Kalau memang ditakdirkan bersama, pasti dari sudut bumi mana pun mereka berasal, pasti akan dipertemukan. Begitulah kalimat yang terngiang di pikiran Helen saat duduk di sudut kereta wanita. Dengan gamis abaya hitam yang menjuntai ke bawah dan jilbab standar yang menutupi area dadanya, ia terlihat seperti layaknya gadis yang siap berhijrah. Padahal sebelum hari itu, ia masih mengenakan celana dan baju atasan yang panjangnya sebatas pinggang. Kemudian jilbabnya pun masih asal terpakai, yang memperlihatkan area dadanya.

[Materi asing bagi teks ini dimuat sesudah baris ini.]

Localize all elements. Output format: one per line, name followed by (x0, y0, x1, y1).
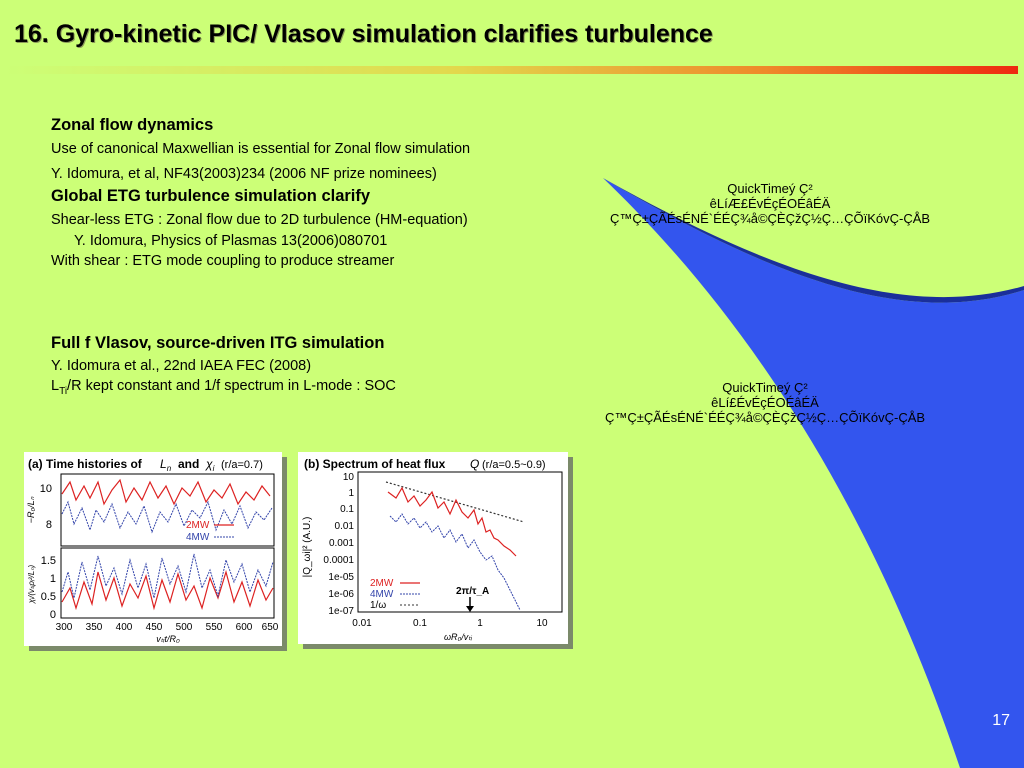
fig-b-x-tick: 10 (536, 618, 548, 629)
page-number: 17 (992, 712, 1010, 729)
fig-a-x-tick: 450 (146, 622, 163, 633)
zonal-line-2: Y. Idomura, et al, NF43(2003)234 (2006 N… (51, 166, 437, 182)
figure-b-heat-flux-spectrum: (b) Spectrum of heat flux Q (r/a=0.5~0.9… (298, 452, 568, 644)
fig-a-x-tick: 500 (176, 622, 193, 633)
fig-b-y-tick: 1e-05 (328, 572, 354, 583)
fig-a-bottom-tick: 1 (50, 573, 56, 585)
fig-a-top-tick: 8 (46, 519, 52, 531)
fig-a-top-tick: 10 (40, 483, 52, 495)
fig-b-x-tick: 0.1 (413, 618, 427, 629)
fig-b-y-tick: 10 (343, 472, 355, 483)
quicktime-placeholder-1: QuickTimeý Ç² êLíÆ£ÉvÉçÉOÉâÉÄ Ç™Ç±ÇÃÉsÉN… (609, 181, 931, 226)
fig-a-bottom-tick: 1.5 (41, 555, 56, 567)
fig-b-legend-2mw: 2MW (370, 578, 394, 589)
etg-line-2: Y. Idomura, Physics of Plasmas 13(2006)0… (74, 233, 388, 249)
fig-a-legend-4mw: 4MW (186, 532, 210, 543)
fig-a-x-tick: 300 (56, 622, 73, 633)
fig-b-cond: (r/a=0.5~0.9) (482, 459, 546, 471)
fig-a-ylabel-top: −R₀/Lₙ (26, 496, 36, 523)
fig-b-y-tick: 0.01 (335, 521, 355, 532)
title-underline-bar (6, 66, 1018, 74)
vlasov-heading: Full f Vlasov, source-driven ITG simulat… (51, 334, 385, 352)
figure-a-time-histories: (a) Time histories of Ln and χi (r/a=0.7… (24, 452, 282, 646)
fig-b-legend-1-over-omega: 1/ω (370, 600, 386, 611)
fig-b-x-tick: 0.01 (352, 618, 372, 629)
etg-line-3: With shear : ETG mode coupling to produc… (51, 253, 395, 269)
slide-title: 16. Gyro-kinetic PIC/ Vlasov simulation … (14, 20, 713, 48)
fig-b-x-tick: 1 (477, 618, 483, 629)
fig-b-legend-4mw: 4MW (370, 589, 394, 600)
fig-a-x-tick: 550 (206, 622, 223, 633)
fig-a-x-tick: 400 (116, 622, 133, 633)
fig-b-y-tick: 0.1 (340, 504, 354, 515)
fig-b-y-tick: 1e-07 (328, 606, 354, 617)
fig-a-x-tick: 650 (262, 622, 279, 633)
fig-b-annotation: 2π/τ_A (456, 586, 489, 597)
fig-b-label: (b) Spectrum of heat flux (304, 457, 446, 471)
etg-line-1: Shear-less ETG : Zonal flow due to 2D tu… (51, 212, 468, 228)
fig-a-sym1: Ln (160, 457, 172, 473)
fig-b-y-tick: 1e-06 (328, 589, 354, 600)
vlasov-line-1: Y. Idomura et al., 22nd IAEA FEC (2008) (51, 358, 312, 374)
fig-a-sym2: χi (205, 457, 215, 473)
fig-a-cond: (r/a=0.7) (221, 459, 263, 471)
fig-a-bottom-tick: 0.5 (41, 591, 56, 603)
fig-a-ylabel-bottom: χᵢ/(vₜᵢρᵢ²/Lₙ) (27, 564, 36, 604)
fig-b-ylabel: |Q_ωi|² (A.U.) (302, 517, 313, 578)
fig-a-xlabel: vₜᵢt/R₀ (156, 634, 180, 644)
fig-a-and: and (178, 457, 199, 471)
fig-a-x-tick: 350 (86, 622, 103, 633)
fig-a-bottom-tick: 0 (50, 609, 56, 621)
fig-b-xlabel: ωR₀/vₜᵢ (444, 632, 473, 642)
quicktime-placeholder-2: QuickTimeý Ç² êLí£ÉvÉçÉOÉâÉÄ Ç™Ç±ÇÃÉsÉNÉ… (604, 380, 926, 425)
fig-b-y-tick: 1 (348, 488, 354, 499)
zonal-line-1: Use of canonical Maxwellian is essential… (51, 141, 471, 157)
vlasov-line-2: LTi/R kept constant and 1/f spectrum in … (51, 378, 396, 397)
fig-a-label: (a) Time histories of (28, 457, 143, 471)
fig-a-legend-2mw: 2MW (186, 520, 210, 531)
fig-b-sym: Q (470, 457, 479, 471)
etg-heading: Global ETG turbulence simulation clarify (51, 187, 371, 205)
fig-b-y-tick: 0.001 (329, 538, 354, 549)
fig-a-x-tick: 600 (236, 622, 253, 633)
zonal-heading: Zonal flow dynamics (51, 116, 214, 134)
fig-b-y-tick: 0.0001 (323, 555, 354, 566)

“Bismillah, sedikit demi sedikit,” ucapnya dalam hati. Suasana dalam kereta wanita tersebut belum begitu ramai. Namun semua tempat duduknya sudah penuh terisi. Untungnya, Helen termasuk yang mendapatkan tempat duduk tersebut. Mungkin karena ia menaiki kereta pertama dari stasiun Bogor.
Sepanjang perjalanan ia terhanyut dalam lamunan. Kenapa ya, teman-teman aku yang pacaran lama, gampang banget langsung menikah? Terus, kadang yang nggak pacaran pun, mudah sekali mendapatkan jodoh dengan taaruf. Taaruf itu yang harus ada pihak ketiga, kan? Bagaimana bisa dia langsung sreg, sementara dia tidak pernah mengenal calonnya?
Lamunannya pun terbuyar, ketika ia sampai di stasiun Citayam, yang pada saat itu, beberapa perempuan remaja dan beberapa wanita paruh baya memasuki pintu kereta secara bersamaan. Tiba-tiba saja perhatian Helen mengarah pada seorang wanita paruh baya, yang sedang menggendong bayi dengan tergopoh-gopoh sambil membawa koper yang lumayan besar. Ia tampak berdiri untuk mencari tempat duduk. Ditengoknya ke arah kanan dan kiri, serta kursi prioritas yang tersedia, yang ternyata sudah penuh terisi. Padahal terdapat beberapa perempuan remaja yang duduk di kursi. Entah ia sengaja berpura-pura tidur atau asli ketiduran. Dengan berbesar hati, Helen pun mempersilahkan tempat duduknya untuk ibu paruh baya tersebut.
“Wah, makasih, ya, Nak!”
Helen pun tersenyum ke arahnya. Hijrah kan, bukan hanya menghindari pacaran atau berpakaian syar’i. Hijrah juga tentang berbuat kebaikan.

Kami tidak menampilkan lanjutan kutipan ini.